Guidance

Terms of Reference for VfM Thematic Review on Care Models to Deliver the Left Shift

Updated 6 February 2026

1. Background

NHS resources have become increasingly concentrated in hospitals, creating a fragmented and siloed system. The 10-Year Health Plan aims to deliver the ‘left shift’ to bring care closer to home through three key shifts: hospital to community, analogue to digital, and sickness to prevention. This review focuses on shifting care to the community, while recognising its success depends on progress in the other two areas. Investing in community care has the potential to deliver better value for money and greater overall savings, as well as significant non-financial benefits, than equivalent spending on acute services. To realise these benefits, this review will strengthen our understanding of how to effectively deliver and scale this shift across the healthcare system.   

2. Objectives

Work is already underway through the NHS 10-Year Plan to shift activity and investment from hospitals into community and primary care, including testing new financial flows and delivery models at selected sites.
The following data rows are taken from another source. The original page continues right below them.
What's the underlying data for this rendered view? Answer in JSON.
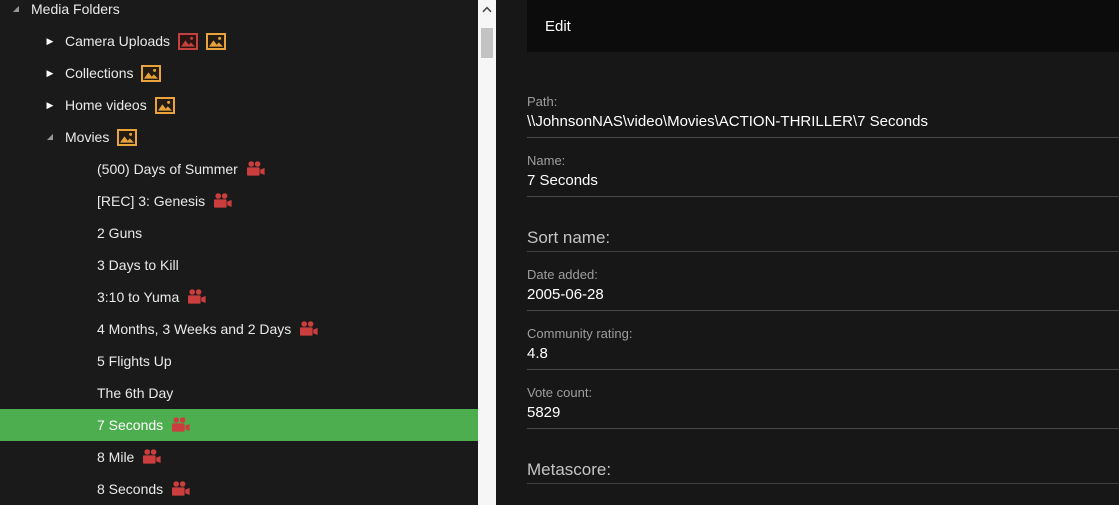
{
  "colors": {
    "selection_green": "#4cae4f",
    "camera_icon_red": "#cc3e3e",
    "image_icon_orange": "#e8a33d",
    "image_icon_orange_bg": "#241c10",
    "image_icon_red": "#c0413d",
    "image_icon_red_bg": "#2b1312"
  },
  "tree": {
    "rows": [
      {
        "label": "Media Folders",
        "level": 0,
        "expander": "open",
        "icons": [],
        "selected": false
      },
      {
        "label": "Camera Uploads",
        "level": 1,
        "expander": "closed",
        "icons": [
          "image-red",
          "image-orange"
        ],
        "selected": false
      },
      {
        "label": "Collections",
        "level": 1,
        "expander": "closed",
        "icons": [
          "image-orange"
        ],
        "selected": false
      },
      {
        "label": "Home videos",
        "level": 1,
        "expander": "closed",
        "icons": [
          "image-orange"
        ],
        "selected": false
      },
      {
        "label": "Movies",
        "level": 1,
        "expander": "open",
        "icons": [
          "image-orange"
        ],
        "selected": false
      },
      {
        "label": "(500) Days of Summer",
        "level": 2,
        "expander": "none",
        "icons": [
          "camera"
        ],
        "selected": false
      },
      {
        "label": "[REC] 3: Genesis",
        "level": 2,
        "expander": "none",
        "icons": [
          "camera"
        ],
        "selected": false
      },
      {
        "label": "2 Guns",
        "level": 2,
        "expander": "none",
        "icons": [],
        "selected": false
      },
      {
        "label": "3 Days to Kill",
        "level": 2,
        "expander": "none",
        "icons": [],
        "selected": false
      },
      {
        "label": "3:10 to Yuma",
        "level": 2,
        "expander": "none",
        "icons": [
          "camera"
        ],
        "selected": false
      },
      {
        "label": "4 Months, 3 Weeks and 2 Days",
        "level": 2,
        "expander": "none",
        "icons": [
          "camera"
        ],
        "selected": false
      },
      {
        "label": "5 Flights Up",
        "level": 2,
        "expander": "none",
        "icons": [],
        "selected": false
      },
      {
        "label": "The 6th Day",
        "level": 2,
        "expander": "none",
        "icons": [],
        "selected": false
      },
      {
        "label": "7 Seconds",
        "level": 2,
        "expander": "none",
        "icons": [
          "camera"
        ],
        "selected": true
      },
      {
        "label": "8 Mile",
        "level": 2,
        "expander": "none",
        "icons": [
          "camera"
        ],
        "selected": false
      },
      {
        "label": "8 Seconds",
        "level": 2,
        "expander": "none",
        "icons": [
          "camera"
        ],
        "selected": false
      }
    ]
  },
  "editor": {
    "tab_label": "Edit",
    "fields": [
      {
        "label": "Path:",
        "value": "\\\\JohnsonNAS\\video\\Movies\\ACTION-THRILLER\\7 Seconds",
        "style": "filled"
      },
      {
        "label": "Name:",
        "value": "7 Seconds",
        "style": "filled"
      },
      {
        "label": "Sort name:",
        "value": "",
        "style": "empty"
      },
      {
        "label": "Date added:",
        "value": "2005-06-28",
        "style": "filled"
      },
      {
        "label": "Community rating:",
        "value": "4.8",
        "style": "filled"
      },
      {
        "label": "Vote count:",
        "value": "5829",
        "style": "filled"
      },
      {
        "label": "Metascore:",
        "value": "",
        "style": "empty"
      }
    ]
  }
}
This review will strengthen that effort by improving the evidence base on how best to implement this shift, focusing on areas with high potential for impact, such as the provision of out-of-hospital urgent and emergency care, and including the interface between health and adult social care. While there are positive examples of progress, previous reviews have also highlighted the challenges with realising anticipated benefits. The review will therefore aim to identify the support mechanisms and incentives needed for successful implementation, alongside strategies to reduce the cost of community services. The findings will support DHSC in redesigning care to reduce hospital demand, reallocating resources toward community services, and scaling these changes nationally - enabling a strong evidence-led case for SR27 and future spending reviews.

3. Scope

The review will focus on the following areas:

3.1 UEC Resource Allocation and Benefits Realisation

 Assess resource use in out-of-hospital urgent and emergency care—neighbourhood teams, care coordination, and integrated services—to maximise efficiency and support the left shift.
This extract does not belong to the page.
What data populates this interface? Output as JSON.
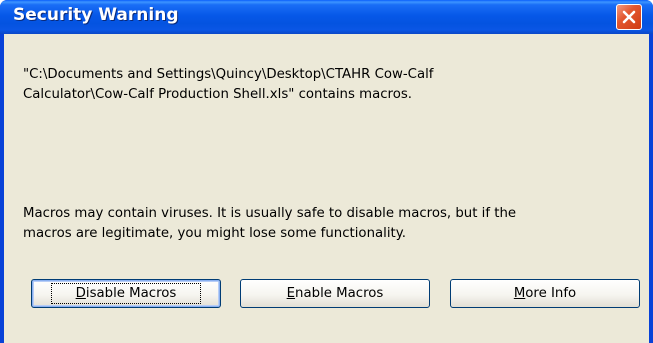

3.2 Data and Evaluation Framework

Ensure neighbourhood health approaches have robust monitoring and evaluation frameworks in place to effectively evaluate the impact of left-shift interventions over time.
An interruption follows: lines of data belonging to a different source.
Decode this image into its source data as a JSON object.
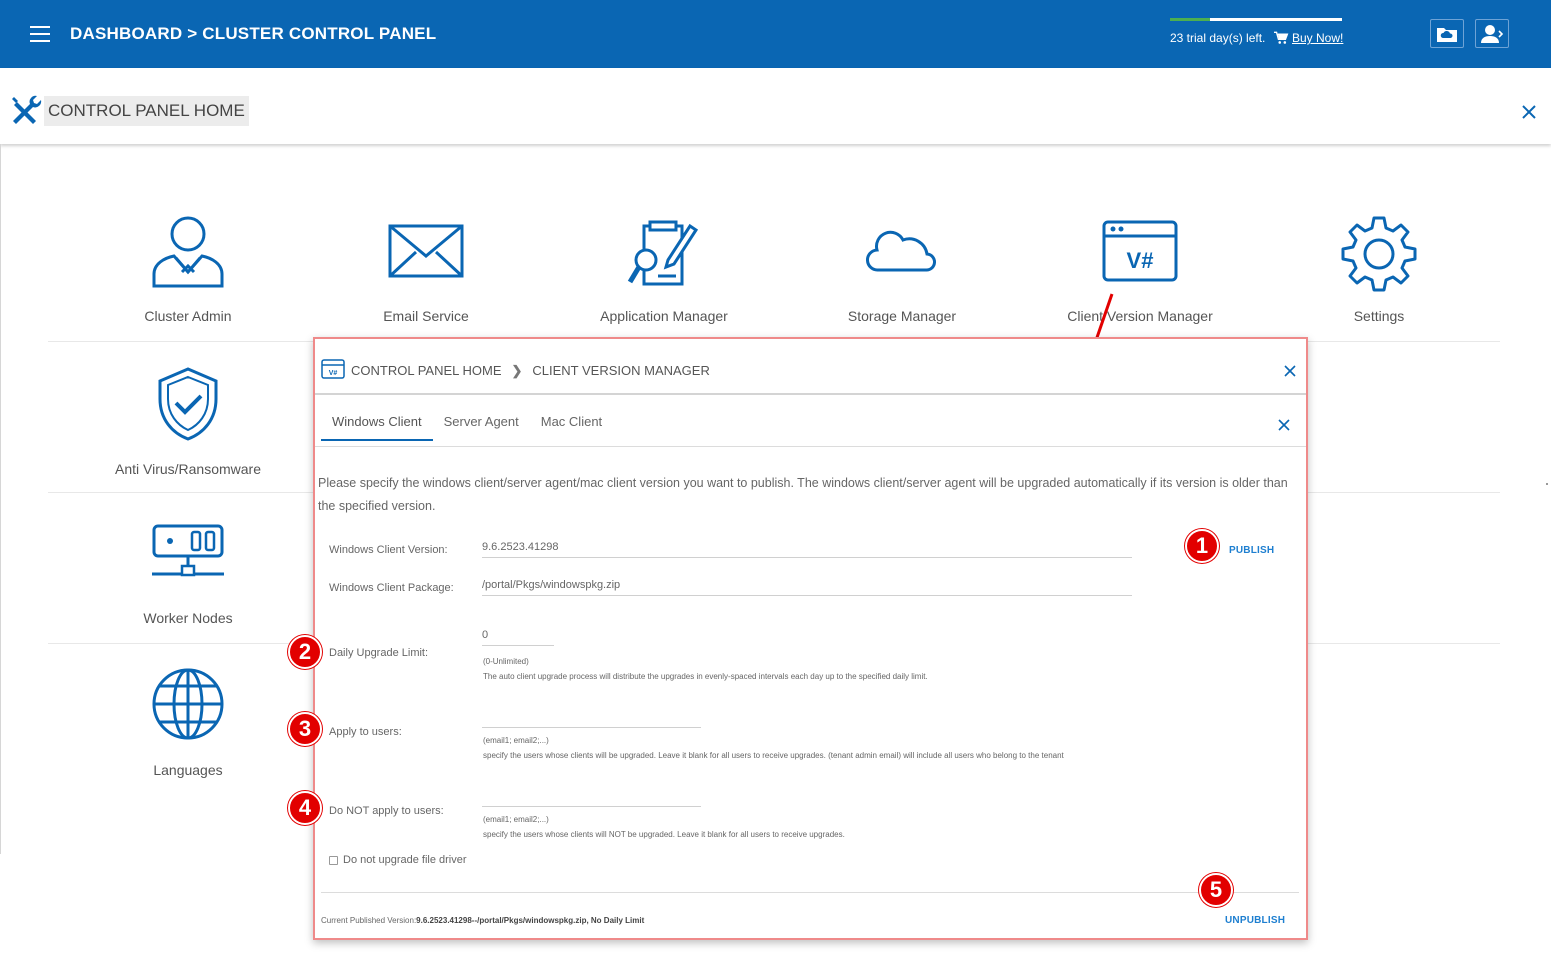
{
  "topbar": {
    "title": "DASHBOARD > CLUSTER CONTROL PANEL",
    "trial_text": "23 trial day(s) left.",
    "trial_progress": 0.23,
    "buy_label": "Buy Now!"
  },
  "panel": {
    "title": "CONTROL PANEL HOME"
  },
  "tiles": {
    "cluster_admin": "Cluster Admin",
    "email_service": "Email Service",
    "application_manager": "Application Manager",
    "storage_manager": "Storage Manager",
    "client_version_manager": "Client Version Manager",
    "settings": "Settings",
    "anti_virus": "Anti Virus/Ransomware",
    "worker_nodes": "Worker Nodes",
    "languages": "Languages"
  },
  "dialog": {
    "breadcrumb": [
      "CONTROL PANEL HOME",
      "CLIENT VERSION MANAGER"
    ],
    "tabs": [
      "Windows Client",
      "Server Agent",
      "Mac Client"
    ],
    "description": "Please specify the windows client/server agent/mac client version you want to publish. The windows client/server agent will be upgraded automatically if its version is older than the specified version.",
    "fields": {
      "version_label": "Windows Client Version:",
      "version_value": "9.6.2523.41298",
      "package_label": "Windows Client Package:",
      "package_value": "/portal/Pkgs/windowspkg.zip",
      "daily_label": "Daily Upgrade Limit:",
      "daily_value": "0",
      "daily_hint1": "(0-Unlimited)",
      "daily_hint2": "The auto client upgrade process will distribute the upgrades in evenly-spaced intervals each day up to the specified daily limit.",
      "apply_label": "Apply to users:",
      "apply_hint1": "(email1; email2;...)",
      "apply_hint2": "specify the users whose clients will be upgraded. Leave it blank for all users to receive upgrades. (tenant admin email) will include all users who belong to the tenant",
      "not_apply_label": "Do NOT apply to users:",
      "not_apply_hint1": "(email1; email2;...)",
      "not_apply_hint2": "specify the users whose clients will NOT be upgraded. Leave it blank for all users to receive upgrades."
    },
    "checkbox_label": "Do not upgrade file driver",
    "publish_label": "PUBLISH",
    "unpublish_label": "UNPUBLISH",
    "footer_prefix": "Current Published Version:",
    "footer_value": "9.6.2523.41298--/portal/Pkgs/windowspkg.zip, No Daily Limit"
  },
  "badges": [
    "1",
    "2",
    "3",
    "4",
    "5"
  ],
  "colors": {
    "brand": "#0a66b3",
    "link": "#1e7fd0",
    "badge": "#e20000",
    "highlight_border": "#ef8a8a",
    "trial_fill": "#4caf50"
  }
}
3.3 Supporting the ambition to further reallocate resources from acute to community at SR27

Consider how the left shift and neighbourhood health objectives set out in the NHS 10-Year Plan can be best supported and scaled through shifting resources from 2028–29 onwards, to inform decisions at SR27.

4. Governance

The review will primarily report to the Secretary of State for Health and the Chief Secretary to the Treasury, while also reporting to the Secretary of State for MHCLG, as required, on matters relating to social care. At official level, it will be conducted by a virtual DHSC, MHCLG and HMT team with regular cross-departmental communication and information sharing, overseen by a steering group that includes No.10 representation. The review will also bring in external expertise.

5. Timetable

The review will commence in January 2026 and is expected to conclude ahead of preparations for SR27. The final output will provide recommendations to inform SR27 planning and decisions on how the left shift and resource reallocation can be further progressed within SR settlements. Interim findings will be shared with the Steering Group and Oversight Board as the review progresses and ministers will meet at least twice; once part-way through the review to discuss progress and emerging findings of the review, and a second time, to sign off the final conclusions and recommendations from the review.